The Fleming Collection
Probably the most worthy collection of Scottish art outside of Scotland itself. This is like a visit to the National Gallery of Scotland without the longhaul flight to Edinburgh. Scottish artists are notoriously overlooked in all of London’s major galleries and the Fleming Collection attempts to redress the balance. Originally a private corporate collection dating back over 40 years, The Fleming went public in 2002. Its oils, watercolours and sculptures date back from the late 1700s right up to the present day and include a substantial gathering of the Glasgow Boys—such as George Henry and John Lavery, the Scottish Colourists—Samuel John Peploe and Francis Campbell Boileau Cadell, and the Edinburgh School—William Gillies and Sir William McTaggart.
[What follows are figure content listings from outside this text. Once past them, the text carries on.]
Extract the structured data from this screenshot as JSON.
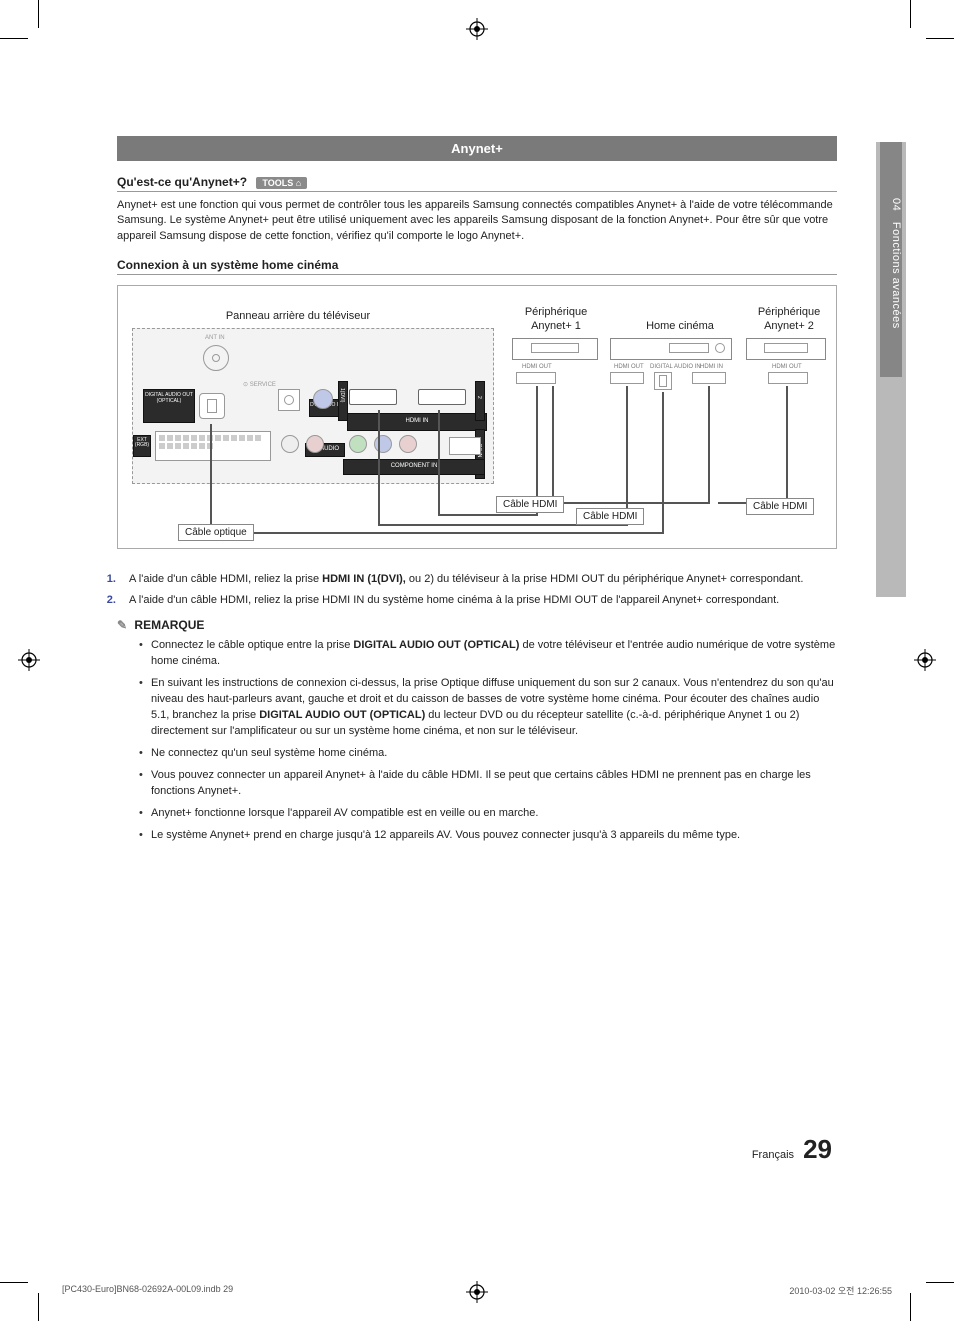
{
  "side_tab": {
    "num": "04",
    "label": "Fonctions avancées"
  },
  "section_header": "Anynet+",
  "heading1": {
    "text": "Qu'est-ce qu'Anynet+?",
    "badge": "TOOLS ⌂"
  },
  "intro": "Anynet+ est une fonction qui vous permet de contrôler tous les appareils Samsung connectés compatibles Anynet+ à l'aide de votre télécommande Samsung. Le système Anynet+ peut être utilisé uniquement avec les appareils Samsung disposant de la fonction Anynet+. Pour être sûr que votre appareil Samsung dispose de cette fonction, vérifiez qu'il comporte le logo Anynet+.",
  "heading2": "Connexion à un système home cinéma",
  "diagram": {
    "labels": {
      "tv": "Panneau arrière du téléviseur",
      "anynet1_top": "Périphérique",
      "anynet1_bot": "Anynet+ 1",
      "home": "Home cinéma",
      "anynet2_top": "Périphérique",
      "anynet2_bot": "Anynet+ 2",
      "ant_in": "ANT IN",
      "service": "⊙ SERVICE",
      "digital_audio": "DIGITAL AUDIO OUT (OPTICAL)",
      "dvi_audio": "DVI AUDIO IN",
      "hdmi_in": "HDMI IN",
      "component_in": "COMPONENT IN",
      "pc_in": "PC IN",
      "audio": "♫ : AUDIO",
      "hdmi_out": "HDMI OUT",
      "digital_audio_in": "DIGITAL AUDIO IN",
      "hdmi_in_small": "HDMI IN",
      "ext_rgb": "EXT (RGB)"
    },
    "cables": {
      "optical": "Câble optique",
      "hdmi": "Câble HDMI"
    }
  },
  "steps": [
    "A l'aide d'un câble HDMI, reliez la prise <b>HDMI IN (1(DVI),</b> ou 2) du téléviseur à la prise HDMI OUT du périphérique Anynet+ correspondant.",
    "A l'aide d'un câble HDMI, reliez la prise HDMI IN du système home cinéma à la prise HDMI OUT de l'appareil Anynet+ correspondant."
  ],
  "remarque_title": "REMARQUE",
  "notes": [
    "Connectez le câble optique entre la prise <b>DIGITAL AUDIO OUT (OPTICAL)</b> de votre téléviseur et l'entrée audio numérique de votre système home cinéma.",
    "En suivant les instructions de connexion ci-dessus, la prise Optique diffuse uniquement du son sur 2 canaux. Vous n'entendrez du son qu'au niveau des haut-parleurs avant, gauche et droit et du caisson de basses de votre système home cinéma. Pour écouter des chaînes audio 5.1, branchez la prise <b>DIGITAL AUDIO OUT (OPTICAL)</b> du lecteur DVD ou du récepteur satellite (c.-à-d. périphérique Anynet 1 ou 2) directement sur l'amplificateur ou sur un système home cinéma, et non sur le téléviseur.",
    "Ne connectez qu'un seul système home cinéma.",
    "Vous pouvez connecter un appareil Anynet+ à l'aide du câble HDMI. Il se peut que certains câbles HDMI ne prennent pas en charge les fonctions Anynet+.",
    "Anynet+ fonctionne lorsque l'appareil AV compatible est en veille ou en marche.",
    "Le système Anynet+ prend en charge jusqu'à 12 appareils AV. Vous pouvez connecter jusqu'à 3 appareils du même type."
  ],
  "footer": {
    "lang": "Français",
    "page": "29"
  },
  "print": {
    "file": "[PC430-Euro]BN68-02692A-00L09.indb   29",
    "timestamp": "2010-03-02   오전 12:26:55"
  },
  "colors": {
    "section_bg": "#7a7a7a",
    "tab_bg": "#b9b9b9",
    "tab_inner": "#868686",
    "step_marker": "#3a4aa0"
  }
}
In addition to the continual showcases, the museum holds up to four Scottish-themed temporary exhibits every year. What’s especially worth knowing, too, is that the American-style brasserie, Automat, is only a few hundreds metres around the corner.
www.flemingcollection.co.uk

The De Morgan
Unless you’re specifically a fan of the De Morgans—William and Evelyn—this might be too much of a trek. As it’s in Wandsworth, which is south west London proper, you might need a secondary reason for venturing so far: the Michelin star restaurant, Chez Bruce, on Wandsworth Common would suffice. The De Morgan Centre for the Study of 19th Century Art and Society, to give it its full name, has been open since 2002 and permanently shows works by the Victorian couple; aside from the very occasional programme of contemporary designers. His ceramics have been seen in the British Museum and the V&A, her paintings are obsessesed with colour. Enough to lure you? Well, the building itself is a former reference library built in celebration of Queen Victoria’s jubilee and has a particularly interesting wooden ceiling wich is worth noting. It’s also only open four days a week so check before travelling.
www.demorgan.org.uk

The Queen’s Gallery
This is the ultimate Nosey Nelly experience. 9000 pieces comprise the entire Royal Collection and yet The Queen’s Gallery can only hold about 400 of those. The problem, how to select from 500 years of collecting when the display venue is so tiny? The answer is twofold: high rotation and themed exhibits. The former is shared with locations such as Windsor Castle and Clarence House whilst the latter is usually guest-curated; recently Sir David Attenborough gathered works involving the world of nature. Some might feel a bit chagrined at paying the sizable entrance fee for seeing only part of the wider collection but what you’re buying into here is a wealth of quality and serious depth. Paintings, ceramics, furniture, sculpture, jewelry, drawings and a particularly fondness for the Old Masters. Plus, it’s worth noting the gallery was given a £20m expansion in 2002 which beefed up the square footage so there should be plenty to nose around. The Royal Mews next door are also fully operational and thus offer an interesting appendage.
www.royalcollection.org.uk

Somerset House
This one is a bit of a cheat as it’s actually two separate collections in one; a one-stop shop for museum lovers. Positioned poetically between the calm waters of the Thames and the hustle and bustle of London’s famous Strand, this grand palatial Neoclassic building should keep everyone interested. The first, and possibly most famous, stop-off is the Courtauld Institute of Art Gallery which includes impressionists like Monet and Gauguin as well as 20th century icons such as Matisse. It also boasts Van Gogh’s ‘Self Portrait with Bandaged Ear’. Just across the fabulous courtyard and beneath the vaulted arches is the new (April 08) 750m² Embankment Galleries which hopes to bring a contemporary flavour to the equation with subject matter ranging from fashion and design to photography and architecture.